The w is a vector of the bias (in cell [0]) and weights (the remaining cells) that you want. X is a design matrix of predictor values, with a leading column of 1.0 values added to account for the model bias. Xt is the transpose of the design matrix. The inv() is a standard matrix inverse, but because Xt * X is mathematically positive-definite if you add a small regularization constant such as 1.0e-8 to the diagonal, you can use the Cholesky decomposition matrix inverse, which is much less complicated than alternatives. The first two * are matrix multiplication. The last * is matrix-to-vector multiplication.

It turns out that a one-hot encoded matrix of predictor values, X, is almost always ill-conditioned meaning you can’t reliably compute the inverse of X. (This last sentence is an enormous topic that would take pages to explain thoroughly). But pseudo-inverse via normal equations technique sometimes works with one-hot encoded predictors mostly Xt * X is square, and when you add a regularization constant to the diagonal, you also condition the matrix so that Cholesky inv() works.

The standard pseudo-inverse technique does not work. Expressed in an equation:

w = pinv(X) * y

The pinv() is relaxed Moore-Penrose pseudo-inverse. There are over a dozen variations of MP pinv(), all of them blisteringly complicated. Examples include SVD via Golub-Reinsch, SVD via Jacobi, SVD via QR Householder, QR via modified Gram-Schmidt, QR via Givens, QR via Householder. The standard SVD implementation in LAPACK is over 10,000 lines of Fortran code.

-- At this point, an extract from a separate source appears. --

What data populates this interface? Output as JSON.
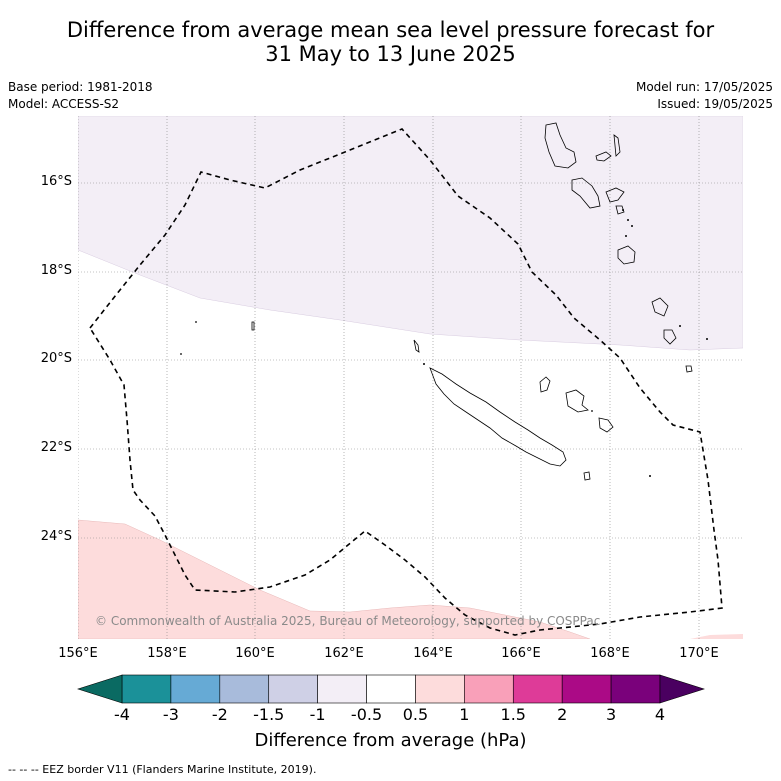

If you implement a MP pinv() function from-scratch, like I often do and use anything other than the insanely complicated SVD, the problem is that the design matrix X is not square and there is no way to condition the matrix, and pinv() will usually fail for any algorithm other than a most robust SVD algorithm which requires a minimum of 1,000 lines of very complicated code.

To recap to this point, for linear regression implemented from scratch, if you one-hot encode categorical predictors, SGD training works, pseudo-inverse via normal equations training sometimes works, but standard Moore-Penrose pseudo-inverse usually fails.

The most common way to deal with an ill-conditioned matrix that had one-hot encoded values, is to simply drop the first one of each encoding. For example, for variable Height, basic one-hot encoding is short = 1 0 0, medium = 0 1 0, tall = 0 0 1. If you drop the first categorical value, short, you get medium = 1 0, tall = 0 1, and short is the reference value and is assigned short = 0 0.

Dropping the first of each one-hot encoded categorical value removes the collinearity and allows matrix inverse and pseudo-inverse to work. So, if the raw data is:

F,short,24,arkansas,29500,liberal
M,tall,39,delaware,51200,moderate
F,short,63,colorado,75800,conservative
M,medium,36,illinois,44500,moderate
F,short,27,colorado,28600,liberal
. . .

Then if encoded using one-hot for SGD training:

1,   1, 0, 0,   0.24,   1, 0, 0, 0,   0.29500,   0, 0, 1
0,   0, 0, 1,   0.39,   0, 0, 1, 0,   0.51200,   0, 1, 0
1,   1, 0, 0,   0.63,   0, 1, 0, 0,   0.75800,   1, 0, 0
0,   0, 1, 0,   0.36,   0, 0, 0, 1,   0.44500,   0, 1, 0
1,   1, 0, 0,   0.27,   0, 1, 0, 0,   0.28600,   0, 0, 1
. . .

But if encoded using drop-first for relaxed MP pseudo-inverse or pseudo-inverse via normal equations:

1,   0, 0,   0.24,   0, 0, 0,   0.29500,   0, 1
0,   0, 1,   0.39,   0, 1, 0,   0.51200,   1, 0
1,   0, 0,   0.63,   1, 0, 0,   0.75800,   0, 0
0,   1, 0,   0.36,   0, 0, 1,   0.44500,   1, 0
1,   0, 0,   0.27,   1, 0, 0,   0.28600,   0, 1
. . .

Interesting stuff.

I know a lot about linear regression. I know next to nothing about Art. But I can get a gut instinct about images that I think are nice in some subjective way. I like black and white shadow photography when it’s done well. But based on many of the images I see on the Internet, it’s more difficult than I expected to get an attractive image. Here are three images I like that have a kind of linear theme.